Au-delà des scénarios apocalyptiques, une préoccupation plus concrète est la fin du travail. L'IA pourrait transformer radicalement le marché de l'emploi. Cependant, l'histoire montre que les avancées technologiques créent aussi de nouveaux métiers. L'exemple du chauffeur de taxi envisageant de devenir entrepreneur en gérant une flotte de Cybercabs illustre cette adaptation. Les experts estiment que l'adoption des technologies prend du temps et que l'IA a déjà généré plus d'un million d'emplois aux États-Unis, notamment dans la construction d'infrastructures et le développement spécialisé.
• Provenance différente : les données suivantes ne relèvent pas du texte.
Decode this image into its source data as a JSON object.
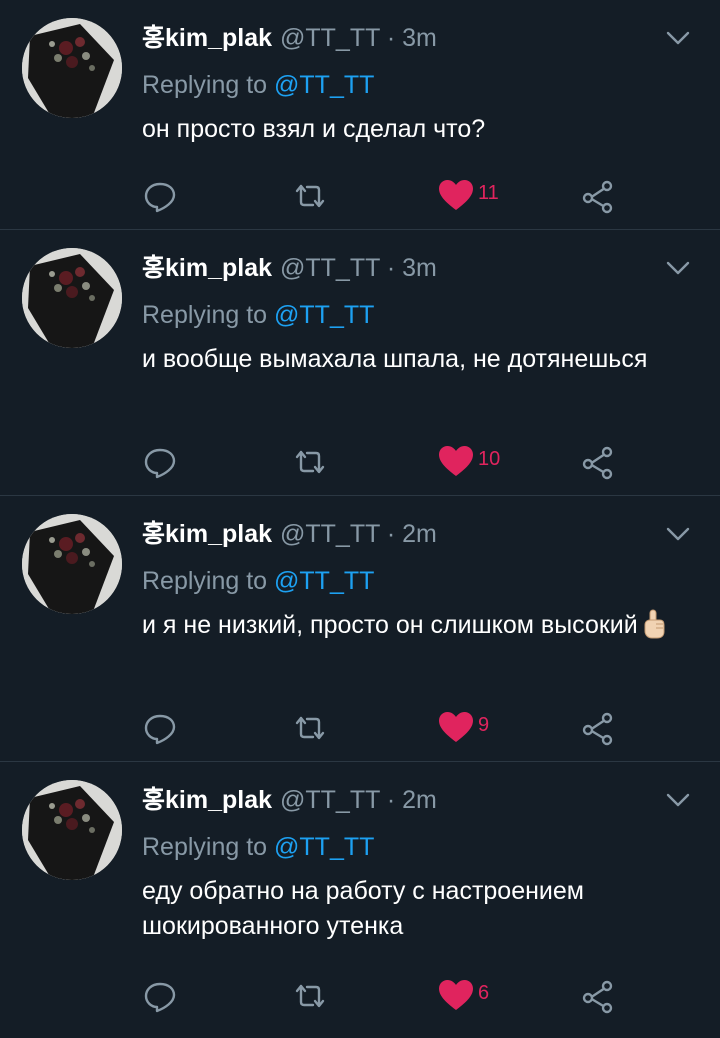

Les prophètes catastrophistes ne sont pas un phénomène nouveau, surtout aux États-Unis. L'exemple de Paul Ehrlich et sa prophétie de "The Population Bomb" en 1968, prédisant des famines massives, montre comment des analyses partielles peuvent être extrapolées de manière alarmiste sans tenir compte de la complexité des facteurs en jeu. De même, la singularité de l'IA est limitée par des contraintes physiques, comme la chaîne d'approvisionnement des GPU et des métaux.
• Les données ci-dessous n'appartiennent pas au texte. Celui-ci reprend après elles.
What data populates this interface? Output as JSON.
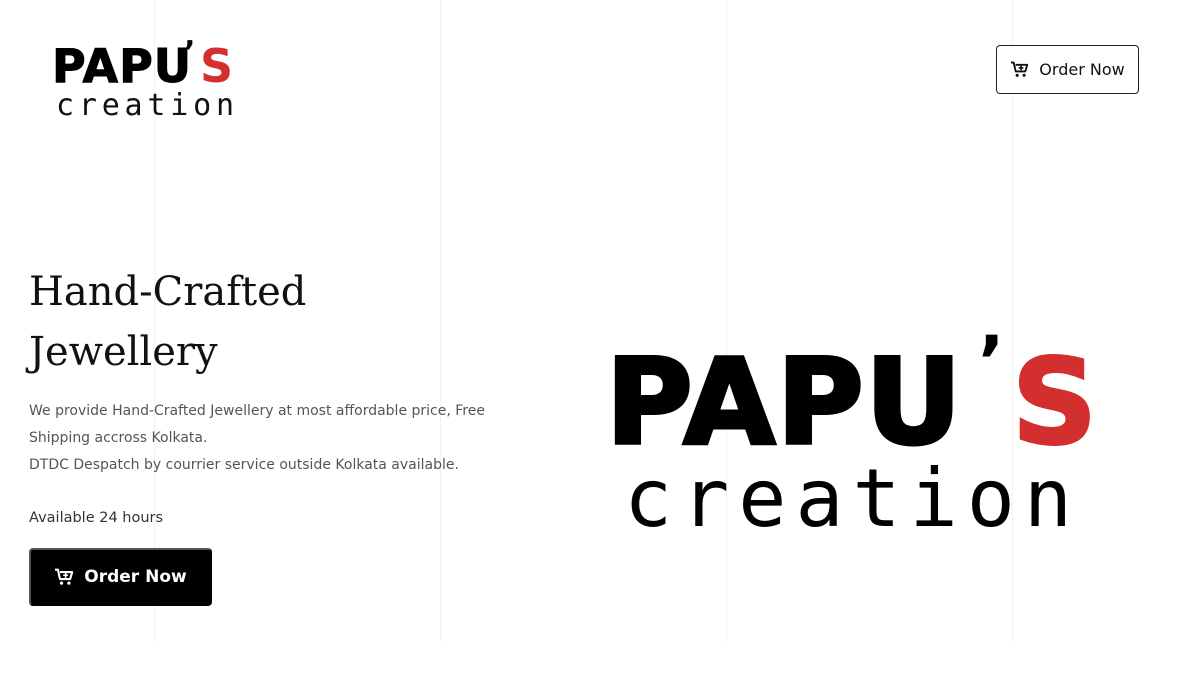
{
  "brand": {
    "name_main": "PAPU",
    "name_apostrophe": "’",
    "name_s": "S",
    "tagline": "creation",
    "colors": {
      "primary": "#000000",
      "accent": "#d32f2f"
    }
  },
  "header": {
    "order_button": {
      "label": "Order Now",
      "icon": "cart-icon"
    }
  },
  "hero": {
    "title_line1": "Hand-Crafted",
    "title_line2": "Jewellery",
    "description_line1": "We provide Hand-Crafted Jewellery at most affordable price, Free Shipping accross Kolkata.",
    "description_line2": "DTDC Despatch by courrier service outside Kolkata available.",
    "availability": "Available 24 hours",
    "order_button": {
      "label": "Order Now",
      "icon": "cart-icon"
    }
  }
}
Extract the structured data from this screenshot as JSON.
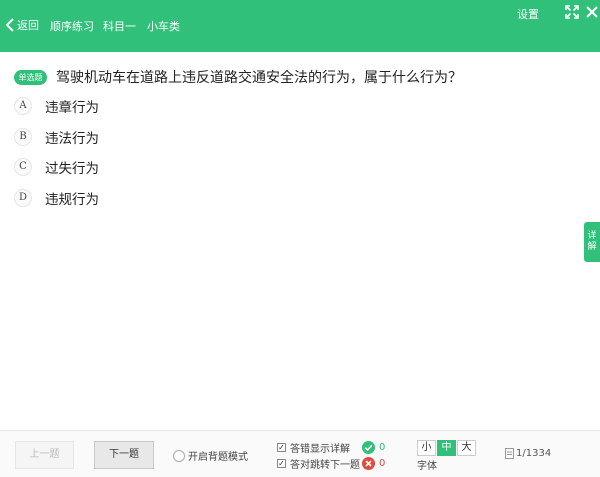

Des incidents industriels liés à l'IA sont probables, car tout est de plus en plus connecté et les IA peuvent trouver des failles rapidement. Cependant, cela ne relève pas de la science-fiction d'une super intelligence destructrice, mais plutôt de l'amplification de problèmes de cybersécurité déjà existants. Les réseaux d'énergie, les hôpitaux sont vulnérables, et si des morts peuvent en résulter, cela ne signifie pas l'extinction de l'humanité.
L'état d'esprit joue un rôle crucial : les "doomers" reflètent souvent une anxiété et un pessimisme, tandis que les entrepreneurs voient les opportunités et les nouveaux marchés, par exemple dans la cybersécurité de l'IA, le contrôle et la vérification des comportements des IA.
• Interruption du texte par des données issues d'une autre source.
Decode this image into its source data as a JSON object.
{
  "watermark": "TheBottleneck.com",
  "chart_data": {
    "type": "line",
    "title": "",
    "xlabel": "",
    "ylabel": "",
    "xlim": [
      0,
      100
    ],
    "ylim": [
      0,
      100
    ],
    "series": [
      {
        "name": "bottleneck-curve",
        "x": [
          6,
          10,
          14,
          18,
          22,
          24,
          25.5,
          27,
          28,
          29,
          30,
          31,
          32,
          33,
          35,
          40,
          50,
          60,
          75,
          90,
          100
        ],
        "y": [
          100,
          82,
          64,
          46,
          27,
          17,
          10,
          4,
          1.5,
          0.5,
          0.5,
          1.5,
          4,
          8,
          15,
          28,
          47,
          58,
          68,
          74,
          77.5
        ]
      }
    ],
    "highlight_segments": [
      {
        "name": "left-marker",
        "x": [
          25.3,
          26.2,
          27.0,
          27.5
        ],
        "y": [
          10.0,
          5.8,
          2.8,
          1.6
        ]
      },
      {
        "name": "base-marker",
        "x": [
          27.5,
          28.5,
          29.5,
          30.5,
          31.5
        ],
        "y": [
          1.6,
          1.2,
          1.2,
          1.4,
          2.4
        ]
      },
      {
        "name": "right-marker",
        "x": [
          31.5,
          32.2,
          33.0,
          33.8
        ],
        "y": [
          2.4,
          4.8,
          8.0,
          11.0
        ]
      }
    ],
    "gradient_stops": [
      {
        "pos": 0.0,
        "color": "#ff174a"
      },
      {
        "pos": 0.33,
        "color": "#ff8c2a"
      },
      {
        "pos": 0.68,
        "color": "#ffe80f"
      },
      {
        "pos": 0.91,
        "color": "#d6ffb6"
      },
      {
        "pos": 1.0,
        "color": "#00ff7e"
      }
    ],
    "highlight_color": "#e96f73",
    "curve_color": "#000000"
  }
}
Plutôt que des moratoires, trois propositions concrètes sont avancées :
1. Mettre en place des évaluations indépendantes des IA, ne laissant pas les laboratoires seuls juges.
2. Obliger les laboratoires à publier tous les incidents auxquels ils sont confrontés, sous peine d'amendes ou d'arrêt d'activité.
3. Définir clairement les responsabilités juridiques des développeurs et des entreprises en cas d'incidents graves, afin qu'ils sachent les risques encourus.
Ces mesures permettraient de continuer à avancer dans le développement de l'IA tout en garantissant une meilleure sécurité et transparence, à l'image de la régulation progressive des réseaux sociaux qui, après une phase de "Far West", sont désormais confrontés à leurs responsabilités.
Il est essentiel de ne pas être dupe : derrière le discours alarmiste se cachent des intérêts réglementaires et financiers. Une régulation favorable aux grands laboratoires pourrait créer des barrières à l'entrée pour les nouveaux acteurs et consolider la position des géants, tout en créant des postes pour diriger cette réglementation.
En conclusion, la panique autour de l'IA est un phénomène complexe, mêlant des préoccupations légitimes, des stratégies médiatiques orchestrées et des intérêts économiques. Il est important de maintenir un esprit critique et de chercher des solutions pragmatmes plutôt que de céder à un catastrophisme non fondé.